A plan to transport students using fewer buses could alter Johnston County school hours, beginning in Clayton this year.
Superintendent Anthony Parker said the proposal could save the district about $1.1 million on 16 new school buses.
Under the plan, Clayton-area school buses would run three routes each morning and afternoon, instead of two, Deputy Superintendent Ed Croom said. To do so, the district would stagger bell schedules further apart. Currently, most area high schools and middle schools operate between about 7:30 a.m. and 2:30 p.m., and most elementary schools run from about 8:30 a.m. to 3:30 p.m.
The new hours are still being tweaked, Croom said Monday, but could be approximately:
* 7 a.m. to 2 p.m. for high schools.
* 7:50 a.m. to 2:50 p.m. for middle schools.
* 8:40 a.m. to 3:40 p.m. for elementary schools.
Parker began talking to principals about possible changes last week, proposing an elementary schools start time of about 9 a.m. A few principals shared the information with some parents.

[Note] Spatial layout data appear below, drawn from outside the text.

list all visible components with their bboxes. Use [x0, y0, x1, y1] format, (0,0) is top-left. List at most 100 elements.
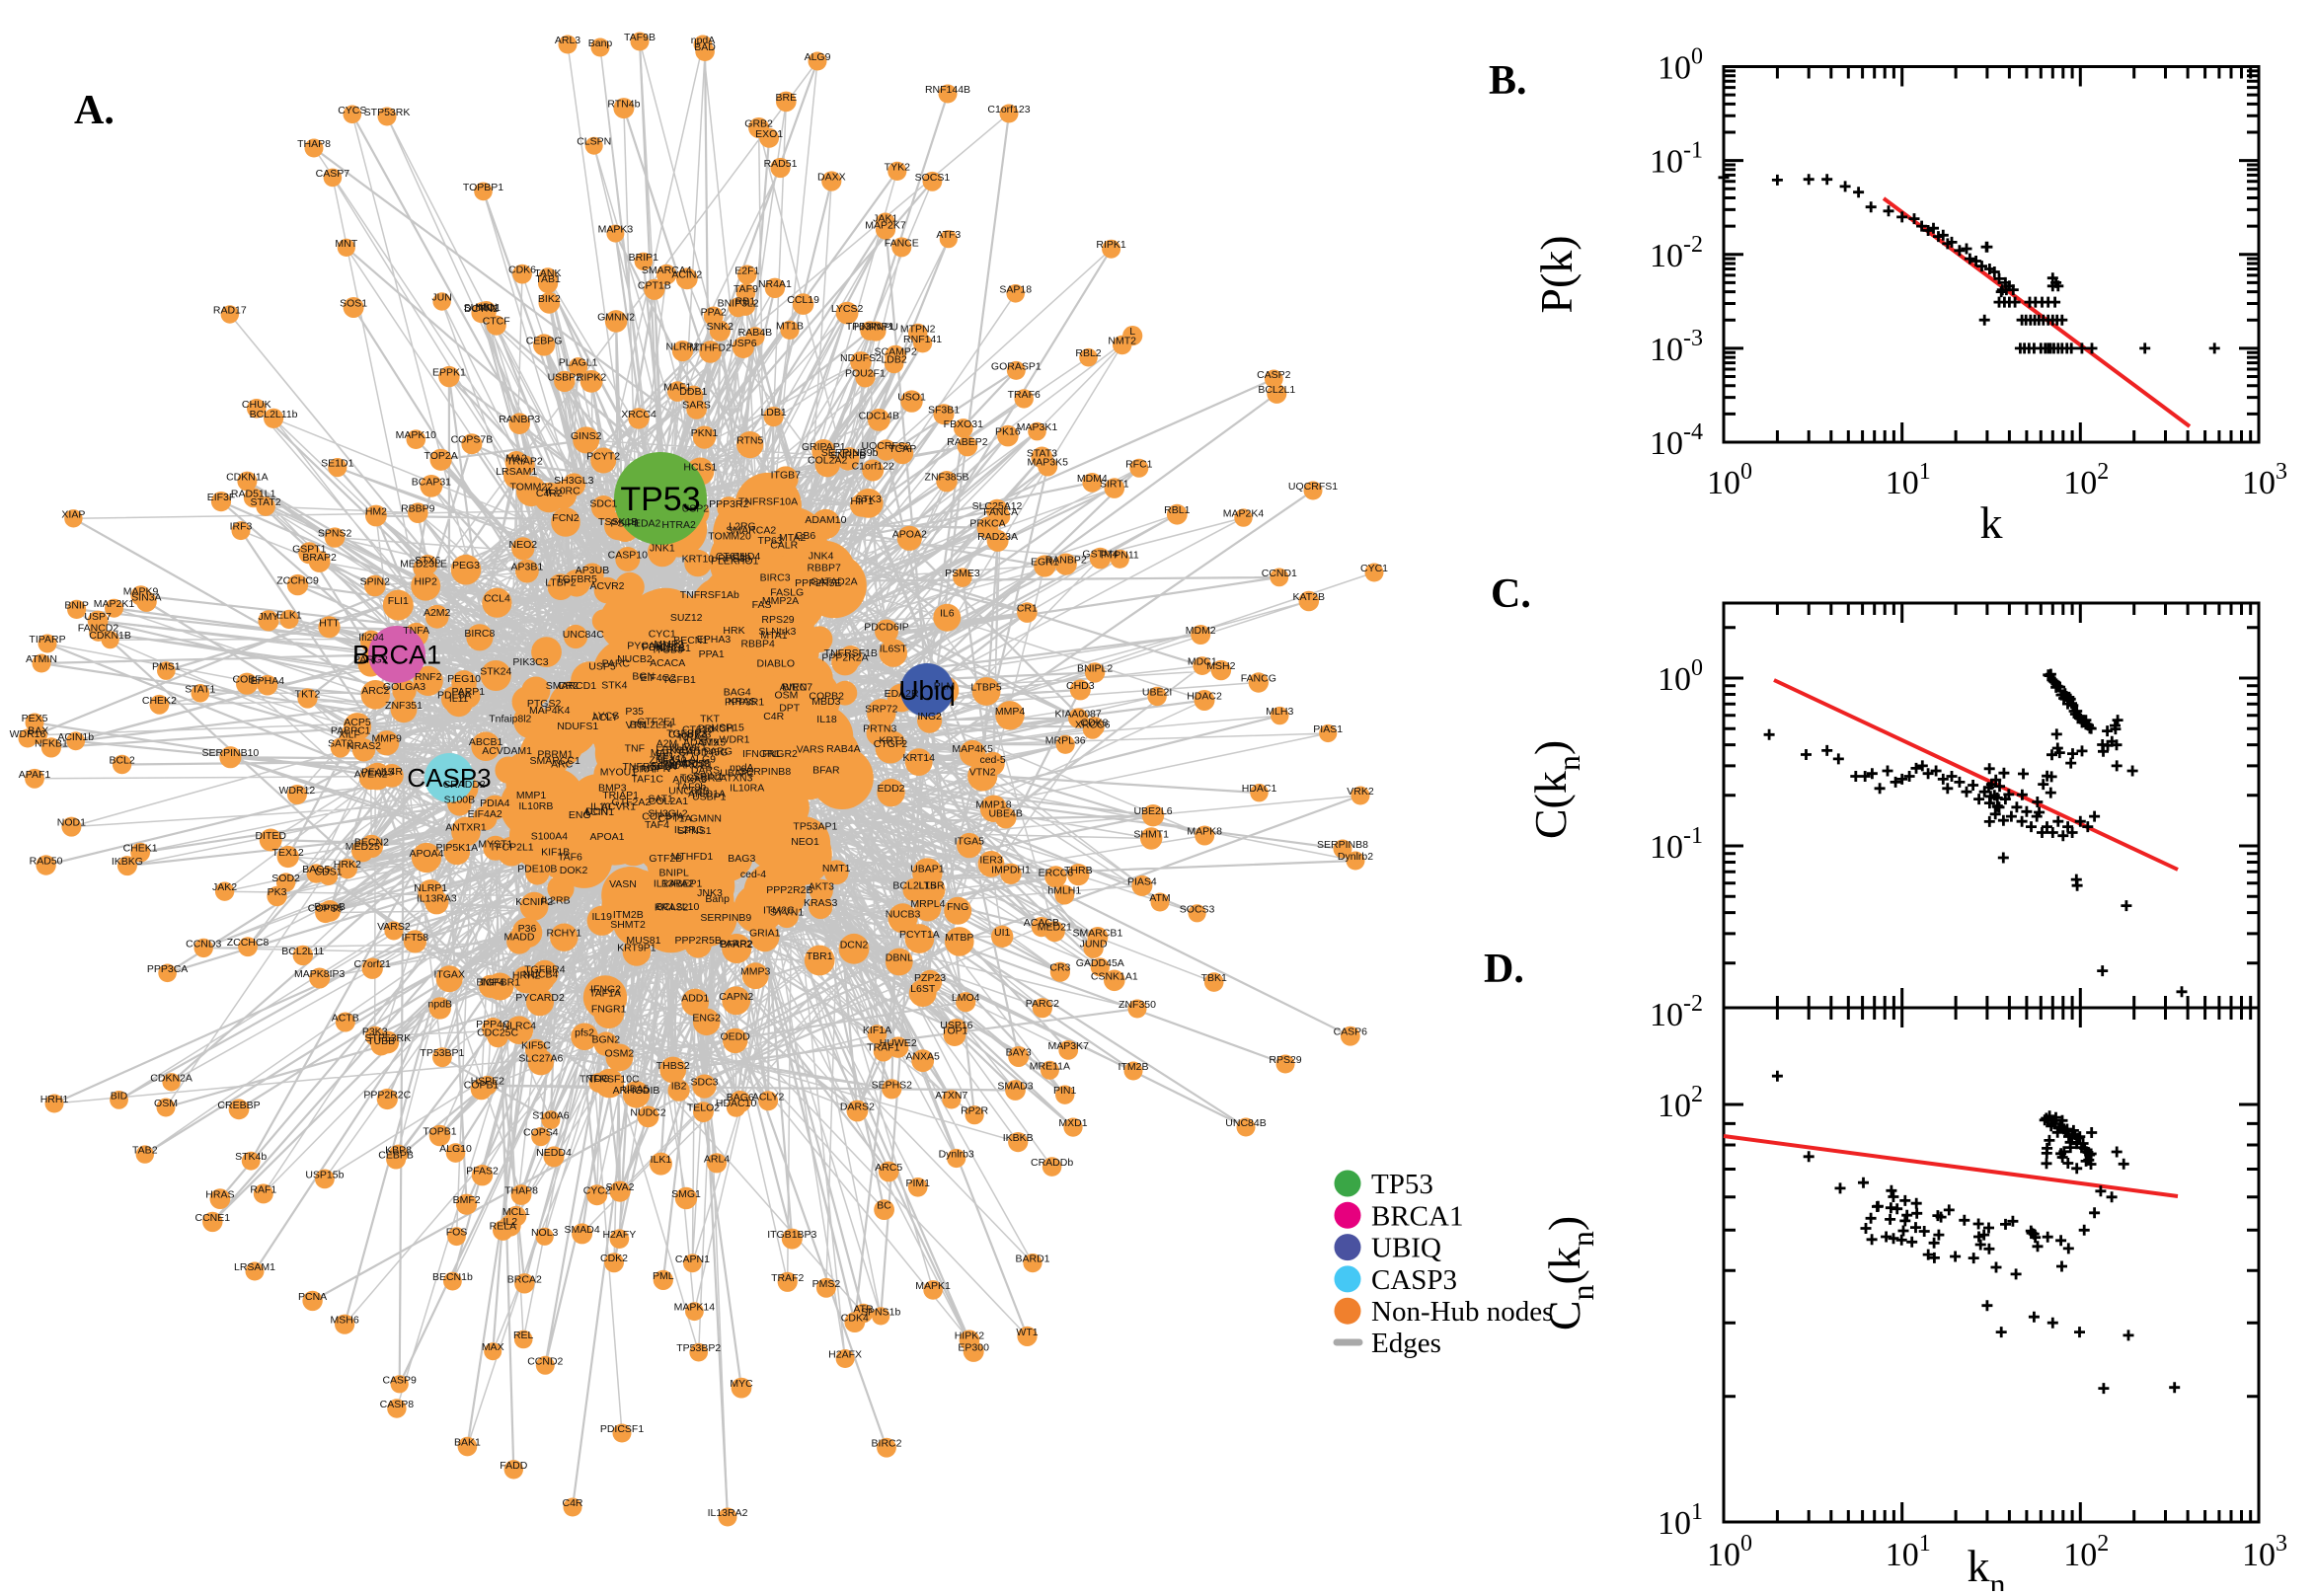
svg-text:ADD1: ADD1	[681, 993, 709, 1005]
svg-text:SF1: SF1	[656, 751, 674, 763]
svg-text:MED23LE: MED23LE	[400, 559, 447, 570]
svg-text:ENG: ENG	[569, 809, 591, 821]
svg-text:PBRM1: PBRM1	[537, 748, 573, 760]
svg-text:RABEP2: RABEP2	[947, 436, 988, 448]
svg-text:NR4A1: NR4A1	[758, 278, 792, 290]
svg-text:BAG6: BAG6	[727, 1092, 754, 1103]
svg-text:LTBR: LTBR	[918, 880, 944, 892]
svg-text:NRAS2: NRAS2	[347, 740, 381, 752]
svg-text:C7orf21: C7orf21	[354, 958, 392, 970]
svg-text:H2AFY: H2AFY	[602, 1229, 636, 1241]
svg-text:GTF2A2: GTF2A2	[612, 797, 652, 808]
svg-text:PSIP1: PSIP1	[610, 518, 640, 530]
svg-text:TNF: TNF	[625, 743, 645, 755]
svg-text:CPT1A: CPT1A	[658, 813, 692, 825]
svg-text:PCYT2: PCYT2	[586, 451, 620, 463]
svg-text:CDC25C: CDC25C	[477, 1027, 518, 1039]
svg-text:CHD4: CHD4	[733, 551, 761, 563]
svg-text:ZCCHC8: ZCCHC8	[227, 937, 270, 949]
svg-text:S100A4: S100A4	[531, 831, 569, 843]
svg-text:KBP8: KBP8	[385, 1144, 412, 1156]
svg-text:SERPINB9: SERPINB9	[700, 912, 751, 924]
svg-text:ACTB: ACTB	[332, 1013, 359, 1025]
svg-text:OSM: OSM	[154, 1098, 178, 1109]
svg-text:CYCS: CYCS	[338, 105, 366, 116]
svg-text:XILF: XILF	[339, 729, 360, 741]
svg-text:BCL2L15: BCL2L15	[892, 880, 936, 892]
svg-text:EP300: EP300	[958, 1341, 989, 1353]
svg-text:CDK2: CDK2	[600, 1253, 628, 1264]
svg-text:P(k): P(k)	[1531, 235, 1582, 313]
svg-text:POU2F1: POU2F1	[845, 367, 886, 379]
svg-text:TOPB1: TOPB1	[423, 1126, 456, 1138]
svg-text:SOD2: SOD2	[271, 873, 300, 884]
svg-text:DCTN2: DCTN2	[464, 303, 499, 315]
svg-text:MNT: MNT	[335, 238, 357, 250]
svg-text:SMARCD1: SMARCD1	[546, 680, 597, 692]
svg-text:TBR1: TBR1	[807, 950, 833, 962]
svg-text:LYCS: LYCS	[593, 711, 620, 722]
svg-text:ITM2C: ITM2C	[763, 905, 795, 917]
svg-text:JMY: JMY	[259, 611, 279, 623]
svg-text:TUBB: TUBB	[367, 1035, 395, 1047]
svg-text:Banp: Banp	[705, 893, 730, 905]
svg-text:BID: BID	[111, 1090, 128, 1102]
svg-text:CYC1: CYC1	[1360, 563, 1388, 574]
svg-text:SMARCB1: SMARCB1	[1073, 927, 1123, 939]
svg-text:RELA: RELA	[490, 1221, 516, 1233]
svg-text:TANK: TANK	[534, 267, 561, 279]
svg-text:PIM1: PIM1	[905, 1178, 930, 1189]
svg-text:MAP4K5: MAP4K5	[952, 743, 993, 755]
svg-text:SIVA2: SIVA2	[606, 1181, 635, 1193]
svg-text:DOK2: DOK2	[560, 865, 588, 876]
svg-text:DITED: DITED	[255, 830, 286, 842]
svg-text:BIRC3: BIRC3	[760, 572, 791, 584]
svg-text:PIP5K1A: PIP5K1A	[435, 842, 478, 854]
svg-text:GSPT1: GSPT1	[292, 543, 327, 555]
svg-text:GRIPAP1: GRIPAP1	[802, 441, 846, 453]
svg-text:ATXN3: ATXN3	[720, 773, 752, 785]
svg-text:MSH2: MSH2	[1206, 660, 1235, 672]
svg-text:NUCB2: NUCB2	[617, 653, 653, 665]
svg-text:SERPINB10: SERPINB10	[202, 747, 260, 759]
svg-text:SPNS1b: SPNS1b	[861, 1306, 900, 1318]
svg-text:CCL4: CCL4	[484, 593, 510, 605]
svg-text:HIPK2: HIPK2	[955, 1330, 985, 1342]
svg-text:FASLG: FASLG	[770, 587, 804, 599]
svg-text:SHMT2: SHMT2	[610, 919, 646, 931]
svg-text:PPA1: PPA1	[699, 648, 725, 660]
svg-text:SLC27A6: SLC27A6	[518, 1052, 563, 1064]
svg-text:IB2: IB2	[671, 1081, 687, 1093]
svg-text:ARC2: ARC2	[361, 685, 389, 697]
svg-text:STAT1: STAT1	[185, 683, 215, 695]
svg-text:MED25: MED25	[346, 841, 380, 853]
svg-text:ITM2B: ITM2B	[613, 909, 644, 921]
svg-text:C4R: C4R	[763, 711, 784, 722]
svg-text:LDB1: LDB1	[760, 407, 786, 418]
svg-text:ced-4: ced-4	[740, 869, 766, 880]
svg-text:TBK1: TBK1	[1201, 972, 1227, 984]
svg-text:BGN: BGN	[632, 670, 655, 682]
svg-text:ARID1A: ARID1A	[688, 789, 726, 800]
svg-text:CASP3: CASP3	[407, 763, 491, 793]
svg-text:NUCB3: NUCB3	[886, 908, 921, 920]
svg-text:UBAP2: UBAP2	[720, 768, 754, 780]
svg-text:XRCC4: XRCC4	[621, 409, 656, 420]
svg-text:BCL2L1: BCL2L1	[1258, 384, 1295, 396]
svg-text:MTHFD1: MTHFD1	[671, 851, 714, 863]
svg-text:BRE: BRE	[776, 92, 798, 104]
svg-text:S100B: S100B	[444, 794, 476, 805]
svg-text:10-4: 10-4	[1650, 419, 1703, 462]
svg-text:THBS2: THBS2	[656, 1060, 690, 1072]
svg-text:TP53: TP53	[620, 481, 700, 518]
svg-text:IFNG2: IFNG2	[590, 983, 621, 995]
svg-text:ACVR2: ACVR2	[589, 580, 624, 592]
svg-text:UBAP1: UBAP1	[910, 864, 945, 875]
svg-text:IL6ST: IL6ST	[880, 644, 908, 655]
svg-text:HDAC1: HDAC1	[1242, 783, 1277, 795]
svg-text:FANCD2: FANCD2	[78, 623, 119, 635]
svg-text:VASN: VASN	[609, 878, 637, 890]
svg-text:PLM: PLM	[934, 681, 956, 693]
svg-text:IL2RB: IL2RB	[541, 894, 570, 906]
svg-text:MAP3K5: MAP3K5	[1027, 457, 1068, 469]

School board member Donna White said she was immediately flooded with e-mail and calls from upset parents. Some voiced concern about kindergartners getting off buses after dark. Others expressed worry about having to scramble to find early day care.
"What's really bothered most parents is the extremely short notice," said Lea Boumenot, chair of the East Clayton Elementary advisory board.
White said she fears an increase in dropout rates among high school students.
"It's alarming to the school board," White added, "for this kind of notice to be given to the public without our awareness and input."
If approved at the school board's Aug. 14 meeting, the changes would take effect on the first day of school, Aug. 27. It would affect seven schools: Clayton High, Clayton Middle, Riverwood Middle, Cooper Elementary, East Clayton Elementary, West Clayton Elementary and Riverwood Elementary. The plan would likely roll-out to the Cleveland area the next year, and the rest of the county the following year, Croom said. Other high-growth school systems such as Wake County already have three-tiered bus routes.
Parker said although county commissioners earmarked money for new buses, he has no choice but to make cuts somewhere. The district faces a $2 million gap between what it needs and current funding, he said.
Jerry Smith, principal of Clayton High School, said he sees some advantages to the proposed change, such as student athletes missing less school for early meets or tournaments. But it will be a race, he said, to adjust staffing and school lunches to the new schedule.
If the changes stick, Smith said he hopes to add a fifth period next semester for students with their own transportation who want to sleep in and start school later.